In his experiments, Ebbinghaus analyzed the moments when an individual starts forgetting the information they previously memorized. His results showed that the retention of information peaks during the first hour after it has been learned, and then it decreases by 80-50% within one day. If there is no action taken to retain the information in our minds, by day 7 there will only be 20-10% left of it. Thirty days after, only 3% or even 0% of the information will be remembered.



How?

🥳 The good news is that scheduled reviews can help us retain the information that we have just learned. Here are some steps you can follow to become a super nerd 🤓:


✅ Review the learned material one day after, at least for 10 minutes.
✅ Review 7 days after, at least 5 minutes.
✅ Review 30 days after, at least 2-4 minutes.

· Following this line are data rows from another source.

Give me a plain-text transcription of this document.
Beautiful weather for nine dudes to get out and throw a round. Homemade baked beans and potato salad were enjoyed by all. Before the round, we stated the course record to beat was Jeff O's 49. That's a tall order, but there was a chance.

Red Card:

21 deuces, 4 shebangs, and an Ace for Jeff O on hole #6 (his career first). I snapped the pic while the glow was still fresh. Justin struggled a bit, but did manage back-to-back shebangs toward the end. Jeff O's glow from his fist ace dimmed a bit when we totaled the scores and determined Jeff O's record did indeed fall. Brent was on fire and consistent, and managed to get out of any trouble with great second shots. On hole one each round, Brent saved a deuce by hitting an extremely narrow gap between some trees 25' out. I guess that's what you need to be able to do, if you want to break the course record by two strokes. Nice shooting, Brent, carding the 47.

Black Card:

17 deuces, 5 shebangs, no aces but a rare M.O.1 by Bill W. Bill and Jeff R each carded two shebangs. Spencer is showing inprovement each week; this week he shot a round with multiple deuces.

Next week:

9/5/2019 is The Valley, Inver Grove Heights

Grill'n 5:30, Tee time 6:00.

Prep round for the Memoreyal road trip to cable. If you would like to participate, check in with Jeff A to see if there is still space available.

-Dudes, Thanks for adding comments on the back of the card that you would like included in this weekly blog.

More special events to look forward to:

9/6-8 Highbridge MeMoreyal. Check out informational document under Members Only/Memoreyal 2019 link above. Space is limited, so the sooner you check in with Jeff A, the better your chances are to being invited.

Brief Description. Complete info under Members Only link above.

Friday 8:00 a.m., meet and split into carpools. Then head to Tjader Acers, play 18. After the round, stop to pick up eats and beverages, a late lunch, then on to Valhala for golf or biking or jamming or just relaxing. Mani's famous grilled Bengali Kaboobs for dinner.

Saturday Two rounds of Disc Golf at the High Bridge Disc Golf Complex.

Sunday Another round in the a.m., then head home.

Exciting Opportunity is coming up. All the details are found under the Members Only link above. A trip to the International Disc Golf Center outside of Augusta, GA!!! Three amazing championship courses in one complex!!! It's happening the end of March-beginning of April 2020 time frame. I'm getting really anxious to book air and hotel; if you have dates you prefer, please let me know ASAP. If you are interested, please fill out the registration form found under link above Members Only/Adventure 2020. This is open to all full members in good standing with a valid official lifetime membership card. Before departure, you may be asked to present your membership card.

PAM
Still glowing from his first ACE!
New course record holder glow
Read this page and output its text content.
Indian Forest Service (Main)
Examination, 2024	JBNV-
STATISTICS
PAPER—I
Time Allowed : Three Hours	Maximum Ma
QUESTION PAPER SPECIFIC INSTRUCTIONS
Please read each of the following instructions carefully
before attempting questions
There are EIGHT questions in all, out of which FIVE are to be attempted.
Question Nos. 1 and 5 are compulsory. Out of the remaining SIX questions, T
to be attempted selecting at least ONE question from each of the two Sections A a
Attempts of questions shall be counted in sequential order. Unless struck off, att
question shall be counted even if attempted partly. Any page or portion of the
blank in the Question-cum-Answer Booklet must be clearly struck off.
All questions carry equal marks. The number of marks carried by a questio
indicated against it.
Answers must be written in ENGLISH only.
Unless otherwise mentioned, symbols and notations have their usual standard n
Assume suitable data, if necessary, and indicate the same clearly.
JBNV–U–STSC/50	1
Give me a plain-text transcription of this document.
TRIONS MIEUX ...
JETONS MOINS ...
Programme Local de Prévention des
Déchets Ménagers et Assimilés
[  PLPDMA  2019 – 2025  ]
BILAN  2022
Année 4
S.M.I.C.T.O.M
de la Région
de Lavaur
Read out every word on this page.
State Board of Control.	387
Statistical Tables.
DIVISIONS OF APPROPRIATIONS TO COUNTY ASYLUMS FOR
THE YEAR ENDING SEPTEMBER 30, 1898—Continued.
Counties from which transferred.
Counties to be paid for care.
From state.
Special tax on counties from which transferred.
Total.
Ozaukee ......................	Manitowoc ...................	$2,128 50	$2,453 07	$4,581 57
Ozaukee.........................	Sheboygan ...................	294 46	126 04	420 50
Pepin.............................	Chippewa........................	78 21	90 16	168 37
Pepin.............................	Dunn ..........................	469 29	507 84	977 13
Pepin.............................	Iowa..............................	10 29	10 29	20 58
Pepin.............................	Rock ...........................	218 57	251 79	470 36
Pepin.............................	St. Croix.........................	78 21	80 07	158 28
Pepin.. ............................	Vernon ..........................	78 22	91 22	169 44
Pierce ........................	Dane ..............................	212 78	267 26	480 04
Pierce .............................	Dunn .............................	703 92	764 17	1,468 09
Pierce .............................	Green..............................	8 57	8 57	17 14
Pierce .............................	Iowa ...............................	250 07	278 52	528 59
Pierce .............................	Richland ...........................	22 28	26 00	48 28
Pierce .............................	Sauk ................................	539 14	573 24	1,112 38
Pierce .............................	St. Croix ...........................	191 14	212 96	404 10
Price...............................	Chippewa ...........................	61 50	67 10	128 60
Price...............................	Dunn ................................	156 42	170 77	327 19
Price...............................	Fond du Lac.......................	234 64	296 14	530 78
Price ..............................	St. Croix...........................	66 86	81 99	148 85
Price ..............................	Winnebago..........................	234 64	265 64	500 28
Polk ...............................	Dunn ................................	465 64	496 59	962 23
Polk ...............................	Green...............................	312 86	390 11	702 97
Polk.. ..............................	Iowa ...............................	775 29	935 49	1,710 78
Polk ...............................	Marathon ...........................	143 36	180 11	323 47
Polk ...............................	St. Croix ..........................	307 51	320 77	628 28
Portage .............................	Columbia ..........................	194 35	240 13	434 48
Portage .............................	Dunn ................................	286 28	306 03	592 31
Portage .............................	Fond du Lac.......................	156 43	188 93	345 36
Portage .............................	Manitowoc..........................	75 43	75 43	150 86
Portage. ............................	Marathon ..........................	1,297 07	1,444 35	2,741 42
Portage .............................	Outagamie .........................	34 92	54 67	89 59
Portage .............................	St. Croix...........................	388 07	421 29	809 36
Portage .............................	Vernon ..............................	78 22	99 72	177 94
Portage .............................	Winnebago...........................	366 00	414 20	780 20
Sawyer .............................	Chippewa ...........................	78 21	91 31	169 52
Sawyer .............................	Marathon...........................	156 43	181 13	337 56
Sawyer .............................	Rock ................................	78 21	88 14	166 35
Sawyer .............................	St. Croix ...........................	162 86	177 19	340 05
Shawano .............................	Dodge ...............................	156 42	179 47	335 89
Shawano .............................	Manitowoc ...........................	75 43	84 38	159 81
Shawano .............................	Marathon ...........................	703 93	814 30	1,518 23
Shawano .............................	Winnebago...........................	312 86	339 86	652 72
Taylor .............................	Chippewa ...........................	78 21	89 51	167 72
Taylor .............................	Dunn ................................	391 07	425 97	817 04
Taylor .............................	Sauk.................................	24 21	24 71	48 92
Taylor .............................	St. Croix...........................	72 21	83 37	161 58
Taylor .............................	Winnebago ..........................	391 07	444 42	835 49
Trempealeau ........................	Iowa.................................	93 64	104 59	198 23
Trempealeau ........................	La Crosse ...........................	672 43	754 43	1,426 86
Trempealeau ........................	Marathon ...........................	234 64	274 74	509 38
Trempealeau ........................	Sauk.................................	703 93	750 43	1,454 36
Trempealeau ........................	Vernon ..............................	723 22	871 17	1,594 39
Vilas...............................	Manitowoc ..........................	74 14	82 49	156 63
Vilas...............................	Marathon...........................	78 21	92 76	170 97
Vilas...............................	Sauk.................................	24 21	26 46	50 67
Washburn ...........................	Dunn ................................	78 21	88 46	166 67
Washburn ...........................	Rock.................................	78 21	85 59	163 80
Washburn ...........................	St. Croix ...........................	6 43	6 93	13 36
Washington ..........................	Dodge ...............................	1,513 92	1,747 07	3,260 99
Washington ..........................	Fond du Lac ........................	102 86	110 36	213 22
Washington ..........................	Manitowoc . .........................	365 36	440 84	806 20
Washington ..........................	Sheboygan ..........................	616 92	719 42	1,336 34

This is possible through the practice of what's called spaced intervals, where you revisit and reprocess the same material, but in a very specific pattern. Doing so means it takes you less and less time to retrieve the information from your long-term memory when you need it.Scott Mautz. “Train Your Brain to Remember Anything You Learn With This Simple, 20-Minute Habit” Inc Magazine (2019)

🚨 Remember: it is not as important to complete the module of the course or finish your last class of the day as to learn, review and activate the information.